If not, you need to add the streamlit binary to PATH variable like below:

export PATH="/app/venv/genai/bin:$PATH"

Next up you'll need to create a secrets file for the app to use. Open the file and edit it:

cd streamlit
cd .streamlit
cp secrets.toml.example secrets.toml
vi secrets.toml

You will now need to edit that file to reflect your GCP and Neo4j credentials. The file has the following variables:

GCP_PROJECT = "myprojectname" # Your GCP project ID
GCP_LOCATION = "us-central1" # Location
TUNED_CYPHER_MODEL = "" # If you have a tuned Codey Model, provide here. Else, Leave it blank
NEO4J_URI = "neo4j+s://xxxxx.databases.neo4j.io" # Neo4j URL. Include port if applicable
NEO4J_USER = "neo4j" # Neo4j User Name
NEO4J_PASSWORD = "Foo12345678" #Neo4j Password

Now we can run the app with the commands:

cd ..
streamlit run main.py --server.port=80

On a GCP VM to run on port 80:

  • Ensure you are a root or has access to run on port 80

  • If you are running sudo, you also need to run the gcloud auth command above as a sudoer. And ensure that streamlit is accessible from the PATH.

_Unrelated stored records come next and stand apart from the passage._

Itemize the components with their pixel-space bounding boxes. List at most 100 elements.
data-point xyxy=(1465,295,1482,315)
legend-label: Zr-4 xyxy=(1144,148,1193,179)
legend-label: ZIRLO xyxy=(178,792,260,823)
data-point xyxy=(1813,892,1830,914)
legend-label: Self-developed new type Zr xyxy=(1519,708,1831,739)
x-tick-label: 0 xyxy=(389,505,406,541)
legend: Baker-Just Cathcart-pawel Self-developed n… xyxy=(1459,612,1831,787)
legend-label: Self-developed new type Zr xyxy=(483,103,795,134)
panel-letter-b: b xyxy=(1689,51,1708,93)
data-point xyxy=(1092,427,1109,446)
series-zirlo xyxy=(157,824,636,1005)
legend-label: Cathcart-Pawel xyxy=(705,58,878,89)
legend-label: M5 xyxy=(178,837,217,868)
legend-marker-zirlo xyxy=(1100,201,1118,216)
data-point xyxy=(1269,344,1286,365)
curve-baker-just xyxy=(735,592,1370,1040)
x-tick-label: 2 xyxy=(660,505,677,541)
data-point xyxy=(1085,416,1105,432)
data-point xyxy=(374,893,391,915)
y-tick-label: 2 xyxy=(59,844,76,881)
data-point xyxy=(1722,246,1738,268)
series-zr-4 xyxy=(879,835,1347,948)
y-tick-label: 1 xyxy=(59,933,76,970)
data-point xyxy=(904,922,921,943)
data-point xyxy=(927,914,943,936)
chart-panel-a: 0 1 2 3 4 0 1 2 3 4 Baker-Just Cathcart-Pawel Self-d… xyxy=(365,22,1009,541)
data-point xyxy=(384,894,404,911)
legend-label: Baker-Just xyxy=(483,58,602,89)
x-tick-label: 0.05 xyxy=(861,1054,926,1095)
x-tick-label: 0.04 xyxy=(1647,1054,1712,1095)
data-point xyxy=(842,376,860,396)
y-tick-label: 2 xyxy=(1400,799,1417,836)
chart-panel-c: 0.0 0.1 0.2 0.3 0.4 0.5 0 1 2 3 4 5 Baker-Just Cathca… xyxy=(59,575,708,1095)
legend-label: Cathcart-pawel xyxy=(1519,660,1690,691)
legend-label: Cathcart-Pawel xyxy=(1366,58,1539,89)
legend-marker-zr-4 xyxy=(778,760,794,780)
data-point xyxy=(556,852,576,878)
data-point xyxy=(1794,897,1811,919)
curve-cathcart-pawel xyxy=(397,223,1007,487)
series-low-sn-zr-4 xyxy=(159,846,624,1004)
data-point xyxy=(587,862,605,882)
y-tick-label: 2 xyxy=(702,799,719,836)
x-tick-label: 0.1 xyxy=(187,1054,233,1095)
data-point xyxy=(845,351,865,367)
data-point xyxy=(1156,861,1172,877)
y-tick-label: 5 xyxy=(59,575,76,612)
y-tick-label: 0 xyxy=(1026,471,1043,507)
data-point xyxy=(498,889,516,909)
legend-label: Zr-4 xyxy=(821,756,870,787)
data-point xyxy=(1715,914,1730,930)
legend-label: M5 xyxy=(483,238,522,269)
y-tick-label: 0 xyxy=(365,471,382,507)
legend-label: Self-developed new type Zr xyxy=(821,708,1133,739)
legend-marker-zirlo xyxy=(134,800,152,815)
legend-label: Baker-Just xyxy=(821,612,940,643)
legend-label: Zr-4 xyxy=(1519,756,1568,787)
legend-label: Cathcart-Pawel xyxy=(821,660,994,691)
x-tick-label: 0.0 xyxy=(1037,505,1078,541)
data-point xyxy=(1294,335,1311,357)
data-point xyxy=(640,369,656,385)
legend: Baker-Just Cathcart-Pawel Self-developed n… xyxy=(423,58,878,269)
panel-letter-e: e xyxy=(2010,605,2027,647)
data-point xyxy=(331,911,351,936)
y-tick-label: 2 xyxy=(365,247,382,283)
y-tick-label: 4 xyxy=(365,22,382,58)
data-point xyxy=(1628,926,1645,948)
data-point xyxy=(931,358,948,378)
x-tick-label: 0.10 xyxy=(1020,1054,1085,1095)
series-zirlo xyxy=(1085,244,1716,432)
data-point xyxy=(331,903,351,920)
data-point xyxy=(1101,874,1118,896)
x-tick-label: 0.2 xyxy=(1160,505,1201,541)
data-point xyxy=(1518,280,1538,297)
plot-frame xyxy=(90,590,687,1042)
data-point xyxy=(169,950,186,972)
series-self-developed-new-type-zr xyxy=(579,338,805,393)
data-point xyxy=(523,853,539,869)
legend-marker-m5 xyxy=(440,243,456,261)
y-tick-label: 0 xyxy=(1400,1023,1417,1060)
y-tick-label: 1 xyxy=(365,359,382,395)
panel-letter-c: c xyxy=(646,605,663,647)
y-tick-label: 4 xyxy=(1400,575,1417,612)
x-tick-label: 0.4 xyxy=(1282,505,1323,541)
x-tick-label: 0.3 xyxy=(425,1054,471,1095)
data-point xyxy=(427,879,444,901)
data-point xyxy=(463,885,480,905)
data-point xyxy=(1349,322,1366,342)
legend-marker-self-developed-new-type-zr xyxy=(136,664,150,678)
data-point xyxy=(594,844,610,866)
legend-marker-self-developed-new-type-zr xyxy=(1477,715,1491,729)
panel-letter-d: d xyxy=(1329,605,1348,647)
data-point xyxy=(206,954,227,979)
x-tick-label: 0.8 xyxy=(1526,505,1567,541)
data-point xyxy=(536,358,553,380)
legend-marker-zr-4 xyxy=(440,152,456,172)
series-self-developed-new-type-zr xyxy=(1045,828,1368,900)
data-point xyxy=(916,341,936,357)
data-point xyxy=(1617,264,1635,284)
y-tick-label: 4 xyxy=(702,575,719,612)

  • Ensure that the VM has port 80 open for HTTP access. You might need to open that port or any other via firewall-rules. You can use the following gcloud command to open the port. Make sure you replace with relevant values. You also need to add network tags to your VM before executing this command:

    gcloud compute firewall-rules create <rule-name> --allow tcp:80 --source-tags=<list-of-your-instances-name-tags> --source-ranges=0.0.0.0/0 --description="<your-description-here>"

From the UI, you can ask questions like:

  1. How many experts do we have on Google Docs?
  2. What skills does p06150 have?
  3. What are all the companies did p06150 work for?
  4. What skills do p06150 and p10343 have in common?
  5. Who went to most number of universities and how many did they go to?
  6. How many pythonistas are there?